# Thread: initial value problem for ODE's

1. ## initial value problem for ODE's

my question is on initial value problem for ODE's..

iv been asked to solve the following IVP:
dx/dt = (x^2)*(cos 2t) for x(pi/4)=0

Basically iv rearranged this and integrated to get

-1/x = 1/2*sin2t + c

But the problem came when i had to put in the values for x and t, when i plug x into the equation, i get -1/0, for which i cant do ....urm i dont know what to do next ...any help?? thankz

2. Originally Posted by dopi
my question is on initial value problem for ODE's..

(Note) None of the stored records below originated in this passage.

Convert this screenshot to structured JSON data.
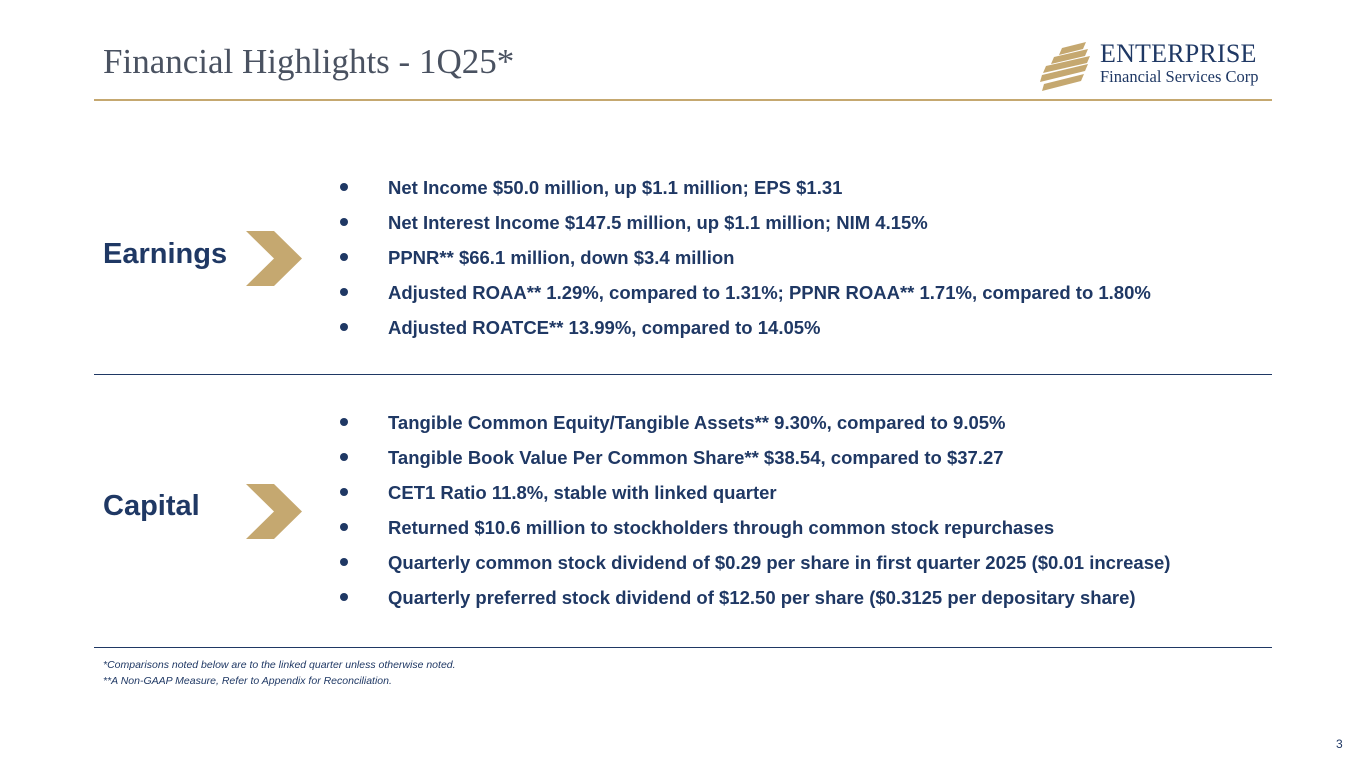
{
  "header": {
    "title": "Financial Highlights - 1Q25*",
    "logo": {
      "name": "ENTERPRISE",
      "subtitle": "Financial Services Corp",
      "icon": "enterprise-logo-icon",
      "color": "#1f3864",
      "accent": "#c5a870"
    }
  },
  "sections": [
    {
      "label": "Earnings",
      "icon": "chevron-right-icon",
      "bullets": [
        "Net Income $50.0 million, up $1.1 million; EPS $1.31",
        "Net Interest Income $147.5 million, up $1.1 million; NIM 4.15%",
        "PPNR** $66.1 million, down $3.4 million",
        "Adjusted ROAA** 1.29%, compared to 1.31%; PPNR ROAA** 1.71%, compared to 1.80%",
        "Adjusted ROATCE** 13.99%, compared to 14.05%"
      ]
    },
    {
      "label": "Capital",
      "icon": "chevron-right-icon",
      "bullets": [
        "Tangible Common Equity/Tangible Assets** 9.30%, compared to 9.05%",
        "Tangible Book Value Per Common Share** $38.54, compared to $37.27",
        "CET1 Ratio 11.8%, stable with linked quarter",
        "Returned $10.6 million to stockholders through common stock repurchases",
        "Quarterly common stock dividend of $0.29 per share in first quarter 2025 ($0.01 increase)",
        "Quarterly preferred stock dividend of $12.50 per share ($0.3125 per depositary share)"
      ]
    }
  ],
  "footnotes": [
    "*Comparisons noted below are to the linked quarter unless otherwise noted.",
    "**A Non-GAAP Measure, Refer to Appendix for Reconciliation."
  ],
  "page_number": "3",
  "colors": {
    "primary": "#1f3864",
    "gold": "#c5a870",
    "title": "#4a5261"
  }
}
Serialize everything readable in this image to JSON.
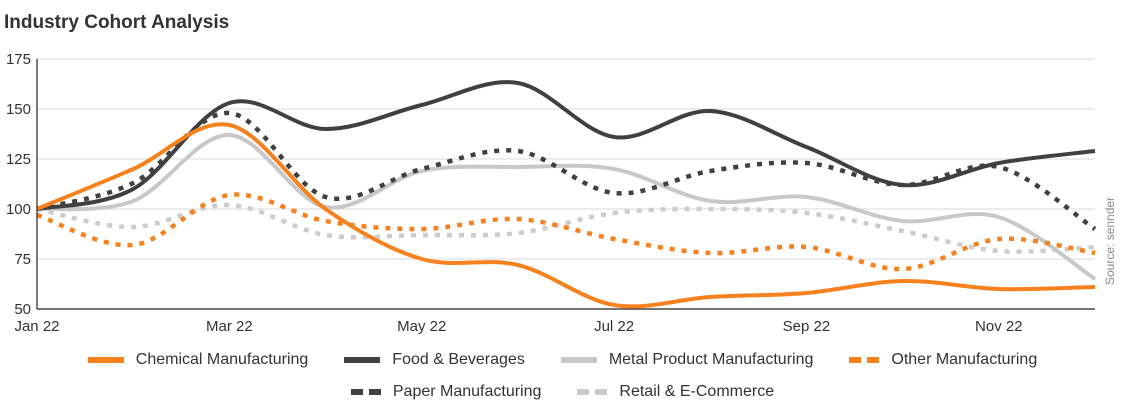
{
  "title": "Industry Cohort Analysis",
  "source": "Source: sennder",
  "chart_data": {
    "type": "line",
    "title": "Industry Cohort Analysis",
    "xlabel": "",
    "ylabel": "",
    "x": [
      "Jan 22",
      "Feb 22",
      "Mar 22",
      "Apr 22",
      "May 22",
      "Jun 22",
      "Jul 22",
      "Aug 22",
      "Sep 22",
      "Oct 22",
      "Nov 22",
      "Dec 22"
    ],
    "x_tick_labels": [
      "Jan 22",
      "Mar 22",
      "May 22",
      "Jul 22",
      "Sep 22",
      "Nov 22"
    ],
    "y_ticks": [
      50,
      75,
      100,
      125,
      150,
      175
    ],
    "ylim": [
      50,
      175
    ],
    "grid": true,
    "legend_position": "bottom",
    "series": [
      {
        "name": "Chemical Manufacturing",
        "color": "#F5821F",
        "style": "solid",
        "values": [
          100,
          120,
          142,
          100,
          75,
          72,
          52,
          56,
          58,
          64,
          60,
          61
        ]
      },
      {
        "name": "Food & Beverages",
        "color": "#404040",
        "style": "solid",
        "values": [
          100,
          110,
          153,
          140,
          152,
          163,
          136,
          149,
          131,
          112,
          123,
          129
        ]
      },
      {
        "name": "Metal Product Manufacturing",
        "color": "#C8C8C8",
        "style": "solid",
        "values": [
          100,
          104,
          137,
          101,
          119,
          121,
          120,
          104,
          106,
          94,
          96,
          65
        ]
      },
      {
        "name": "Other Manufacturing",
        "color": "#F5821F",
        "style": "dotted",
        "values": [
          97,
          82,
          107,
          94,
          90,
          95,
          85,
          78,
          81,
          70,
          85,
          78
        ]
      },
      {
        "name": "Paper Manufacturing",
        "color": "#404040",
        "style": "dotted",
        "values": [
          100,
          113,
          148,
          106,
          120,
          129,
          108,
          119,
          123,
          112,
          121,
          90
        ]
      },
      {
        "name": "Retail & E-Commerce",
        "color": "#CCCCCC",
        "style": "dotted",
        "values": [
          100,
          91,
          102,
          87,
          87,
          88,
          98,
          100,
          98,
          89,
          79,
          81
        ]
      }
    ]
  }
}
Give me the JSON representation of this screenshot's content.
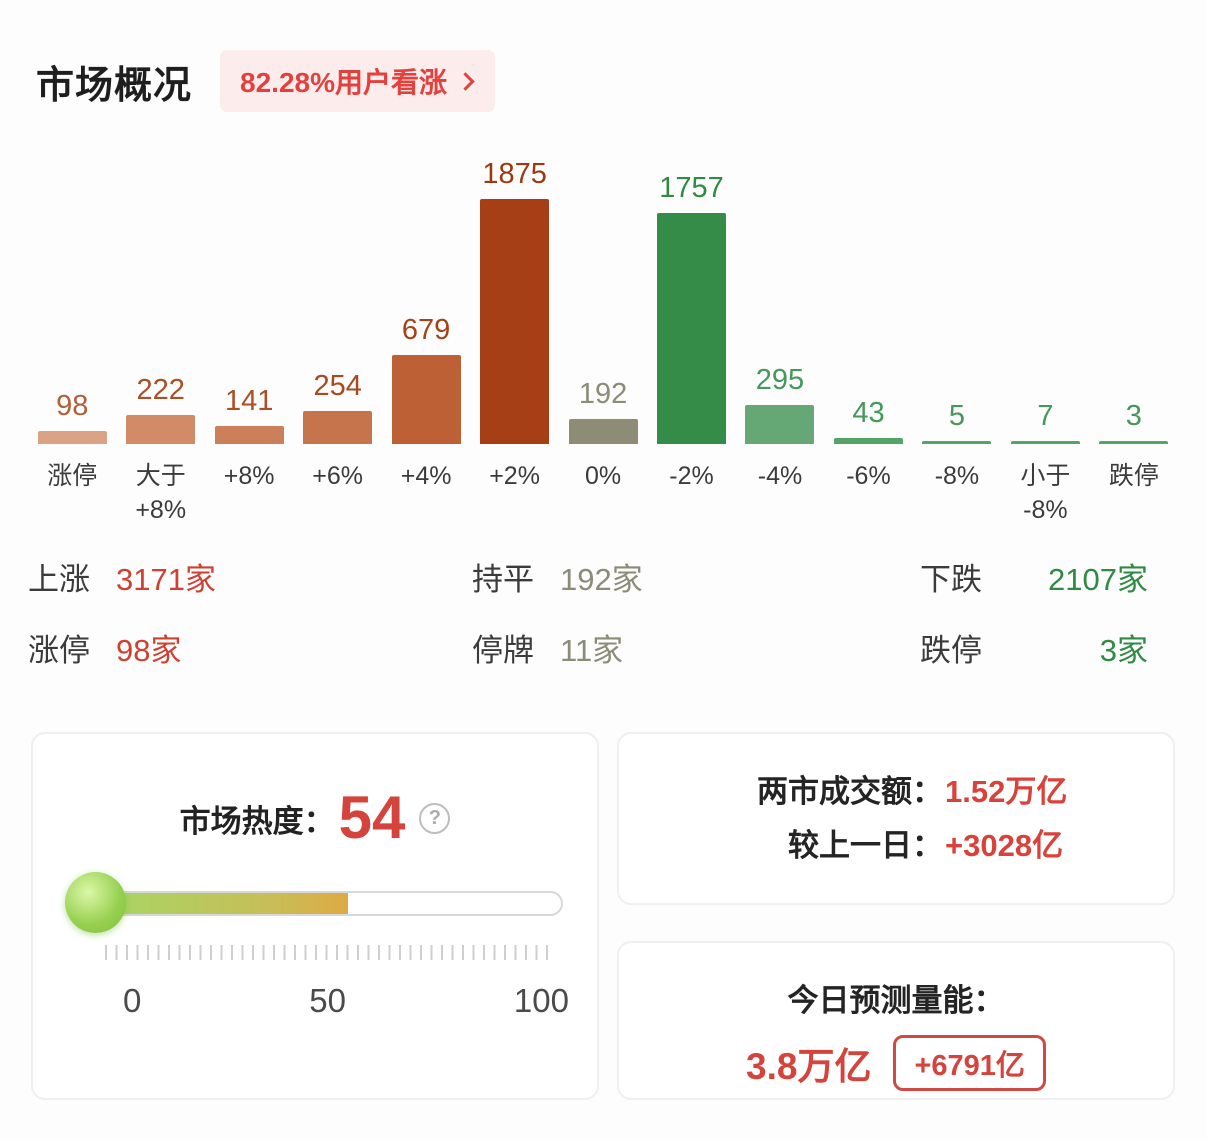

iv been asked to solve the following IVP:
dx/dt = (x^2)*(cos 2t) for x(pi/4)=0

Basically iv rearranged this and integrated to get

-1/x = 1/2*sin2t + c

But the problem came when i had to put in the values for x and t, when i plug x into the equation, i get -1/0, for which i cant do ....urm i dont know what to do next ...any help?? thankz
You appear to be correct. But let's take this a step further. Take a quick look at the differential equation at the specific point x = 0. Then dx/dt = 0. So if we CAN get x to be 0 it will never change from this value. Thus there is a solution x(t) = 0. It's a "trivial" solution, but it does solve the differential equation.

-Dan

3. sorry i didnt quite understand what you mean

basically i want to find c in the equation

-1/x = 1/2*sin2t + c

for values of x=0 and t=pi/4

but u cant divide by 0 because 1/0 is is undefined...so what would i do...thankz

4. Originally Posted by dopi
sorry i didnt quite understand what you mean

basically i want to find c in the equation

-1/x = 1/2*sin2t + c

for values of x=0 and t=pi/4
No you don't; what you want to do is find a solution of the DE for which
x(t)=0 at t=pi/4.

Which as topsquark points out is the trivial solution x(t)=0 for all t.

RonL

5. I'm not certain why the standard solution method doesn't provide the x(t) = 0 solution. My best guess would be that the DE is non-linear. In any event, your problem with finding a C that fits the initial conditions is that the solution method you used has no solution that passes though the point given as the initial condition. Hence we have to look for other solutions using any method we can think of, a pretty hairy task in general. Fortunately the x(t) = 0 solution is obvious once it is looked for.

-Dan

6. Originally Posted by topsquark
I'm not certain why the standard solution method doesn't provide the x(t) = 0 solution.
I have no idea what you are talking about. And just joined the conversation. But let me say what my eyes see. I see that the equation is varaibles seperable. But you assume that $x^2\not =0$ in order to divide the equation. That assumption leads to non-trivial solutions. The other solutions are those that are $x^2=0$ are the trivial solutions. Hence the method does not work because it provides us with non-trivial solutions.

thankz